Eye and face protection: Proper eye and face protection for welding safety varies depending on the particular task being performed. Helmets, handshield, goggles and safety glasses or combination of these are acceptable protection in various applications. All filter lenses and plates must meet the test for transmission of radiant energy prescribed in ANSI/ISEA Z87.1-2015, American National Standard for Occupational and Educational Personal Eye and Face Protection Devices. According to OSHA 29 CFR 1910.252 (b)(2)(ii)(B), “Helmets and hand shields shall be arranged to protect the face, neck and ears from direct radiant heat from the arc.”
Welding helmets with filter plates are intended to help protect users from arc rays and from weld sparks and spatters that strike directly against the helmet. They are not intended to protect against slag chips, grinding fragments, wire wheel bristles and similar hazards that can ricochet under the helmet. Spectacles, goggles or other appropriate eye protection must also be worn to protect against these impact hazards.
When arc cutting and arc welding with an open arc, OSHA requires operators to use helmets or hand shields with filter lenses and cover plates. Nearby personnel viewing the arc must also be protected. Safety glasses with a shade 2 lens are recommended for general-purpose protection for viewers. When resistance welding or brazing, operators must use face shields, safety glasses or goggles, depending on the particular job, to help protect their faces and eyes from welding hazards.

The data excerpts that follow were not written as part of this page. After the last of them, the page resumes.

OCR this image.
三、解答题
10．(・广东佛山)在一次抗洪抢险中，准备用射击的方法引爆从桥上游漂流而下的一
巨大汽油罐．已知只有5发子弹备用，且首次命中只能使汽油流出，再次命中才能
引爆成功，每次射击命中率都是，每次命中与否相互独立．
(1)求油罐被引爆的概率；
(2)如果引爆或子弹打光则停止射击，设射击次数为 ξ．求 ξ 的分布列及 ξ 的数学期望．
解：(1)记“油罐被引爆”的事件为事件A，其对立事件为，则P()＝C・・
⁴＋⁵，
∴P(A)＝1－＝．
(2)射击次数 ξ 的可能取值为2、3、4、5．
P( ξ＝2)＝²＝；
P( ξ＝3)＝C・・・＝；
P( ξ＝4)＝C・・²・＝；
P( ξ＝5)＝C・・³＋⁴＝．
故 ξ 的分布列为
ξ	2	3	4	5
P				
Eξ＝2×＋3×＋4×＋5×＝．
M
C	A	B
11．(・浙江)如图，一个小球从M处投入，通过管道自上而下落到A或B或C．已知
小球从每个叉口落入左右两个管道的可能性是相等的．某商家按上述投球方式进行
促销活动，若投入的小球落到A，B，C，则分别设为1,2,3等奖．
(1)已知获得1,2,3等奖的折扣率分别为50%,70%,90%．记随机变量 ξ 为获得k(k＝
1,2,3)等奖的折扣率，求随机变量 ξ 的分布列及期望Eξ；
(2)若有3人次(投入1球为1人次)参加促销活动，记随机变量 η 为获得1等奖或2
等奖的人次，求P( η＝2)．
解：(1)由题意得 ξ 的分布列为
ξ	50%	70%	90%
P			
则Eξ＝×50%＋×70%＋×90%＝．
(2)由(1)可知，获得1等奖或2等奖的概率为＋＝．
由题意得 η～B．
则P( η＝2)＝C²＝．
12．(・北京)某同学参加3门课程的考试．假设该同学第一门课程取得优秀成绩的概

Protective clothing: According to ANSI Z49.1-2012, Welding and Cutting (4.3), “appropriate protective clothing for any welding or cutting operation will vary with the size, nature and location of the work to be performed. Clothing shall provide sufficient coverage and be made of suitable materials to minimize skin burns caused by sparks, spatter or radiation. Covering all parts of the body is recommended to protect against ultraviolet and infrared ray flash burn.”

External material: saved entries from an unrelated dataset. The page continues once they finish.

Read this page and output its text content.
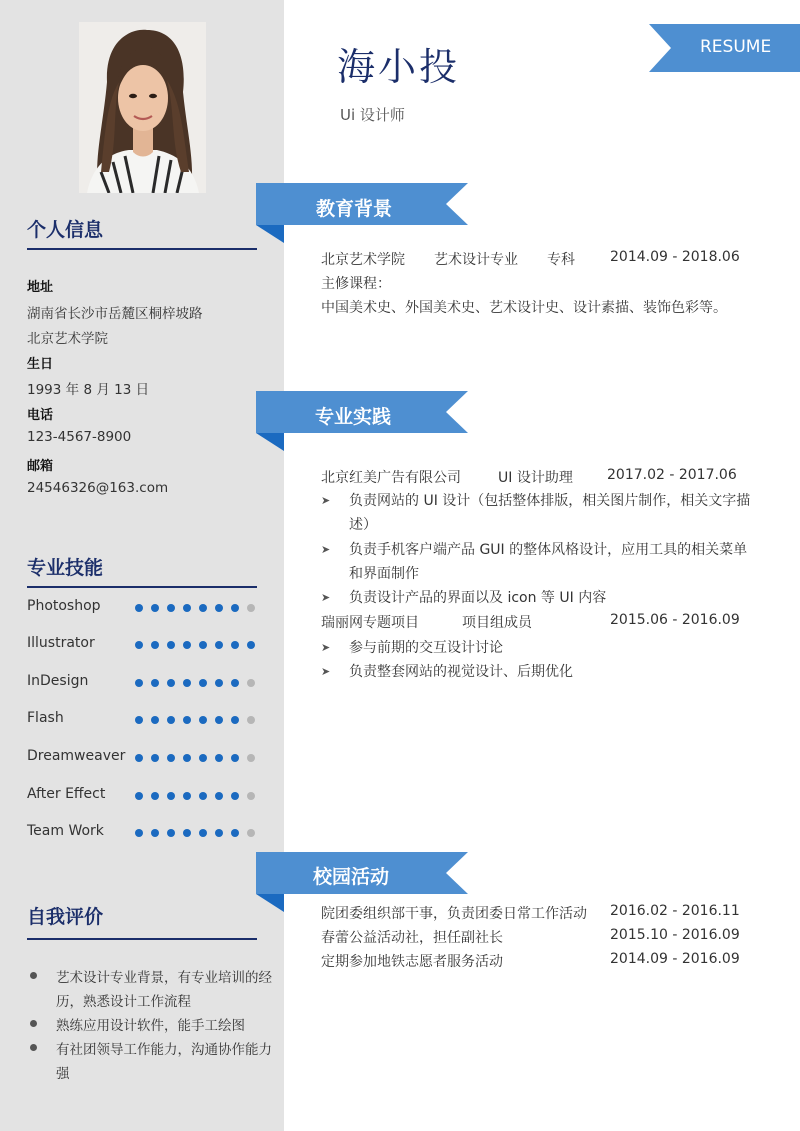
个人信息
地址
湖南省长沙市岳麓区桐梓坡路
北京艺术学院
生日
1993 年 8 月 13 日
电话
123-4567-8900
邮箱
24546326@163.com
专业技能
Photoshop
Illustrator
InDesign
Flash
Dreamweaver
After Effect
Team Work
自我评价
艺术设计专业背景，有专业培训的经历，熟悉设计工作流程
熟练应用设计软件，能手工绘图
有社团领导工作能力，沟通协作能力强
海小投
Ui 设计师
RESUME
教育背景
北京艺术学院 艺术设计专业 专科	2014.09 - 2018.06
主修课程：
中国美术史、外国美术史、艺术设计史、设计素描、装饰色彩等。
专业实践
北京红美广告有限公司	UI 设计助理 2017.02 - 2017.06
➤ 负责网站的 UI 设计（包括整体排版，相关图片制作，相关文字描述）
➤ 负责手机客户端产品 GUI 的整体风格设计，应用工具的相关菜单和界面制作
➤ 负责设计产品的界面以及 icon 等 UI 内容
瑞丽网专题项目	项目组成员	2015.06 - 2016.09
➤ 参与前期的交互设计讨论
➤ 负责整套网站的视觉设计、后期优化
校园活动
院团委组织部干事，负责团委日常工作活动 2016.02 - 2016.11
春蕾公益活动社，担任副社长	2015.10 - 2016.09
定期参加地铁志愿者服务活动	2014.09 - 2016.09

Dark clothing works best to reduce reflection under a faceshield. Heavier materials, such as wool clothing, heavy cotton or leather, are preferred as they resist deterioration. Materials that can melt or cause severe burn due to sparks that may lodge in rolled-up sleeves, pockets of clothing or pant cuffs are not suggested.

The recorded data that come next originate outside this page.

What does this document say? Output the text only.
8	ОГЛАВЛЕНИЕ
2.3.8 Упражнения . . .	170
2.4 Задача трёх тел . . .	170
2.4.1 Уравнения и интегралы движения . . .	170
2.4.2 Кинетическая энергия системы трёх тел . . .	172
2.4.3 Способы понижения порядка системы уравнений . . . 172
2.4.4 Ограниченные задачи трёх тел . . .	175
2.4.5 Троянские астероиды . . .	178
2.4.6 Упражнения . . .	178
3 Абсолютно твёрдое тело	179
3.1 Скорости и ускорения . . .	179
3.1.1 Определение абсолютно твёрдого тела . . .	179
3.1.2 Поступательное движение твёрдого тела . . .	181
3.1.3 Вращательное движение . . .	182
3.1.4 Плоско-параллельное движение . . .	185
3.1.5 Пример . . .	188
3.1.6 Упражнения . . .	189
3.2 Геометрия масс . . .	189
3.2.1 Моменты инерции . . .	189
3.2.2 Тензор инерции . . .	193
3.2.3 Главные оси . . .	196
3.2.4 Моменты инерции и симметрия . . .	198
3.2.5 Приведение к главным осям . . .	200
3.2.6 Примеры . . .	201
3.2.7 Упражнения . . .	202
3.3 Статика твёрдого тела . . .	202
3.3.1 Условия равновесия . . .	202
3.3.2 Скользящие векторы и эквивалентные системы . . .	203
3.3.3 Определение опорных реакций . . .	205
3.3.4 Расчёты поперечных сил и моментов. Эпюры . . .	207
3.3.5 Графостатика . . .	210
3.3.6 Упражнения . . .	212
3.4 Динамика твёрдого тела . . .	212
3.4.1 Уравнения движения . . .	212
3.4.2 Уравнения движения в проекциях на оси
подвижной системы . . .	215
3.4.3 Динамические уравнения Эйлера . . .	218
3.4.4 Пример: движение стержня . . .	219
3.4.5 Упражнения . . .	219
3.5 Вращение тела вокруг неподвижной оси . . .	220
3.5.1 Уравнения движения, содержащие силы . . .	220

The ANSI standard requires all welders and cutters to wear protective flame-resistant gloves, such as leather welder’s gloves, which provide the heat resistance needed for welding. A gauntlet cuff offers additional arm protection. Insulated linings should be used to help protect areas exposed to high radiant energy.
Other protective clothing for welding safety may include durable, flame-resistant aprons made of leather or other suitable materials to provide protection to the front of the body when additional protection against sparks and radiant energy is needed.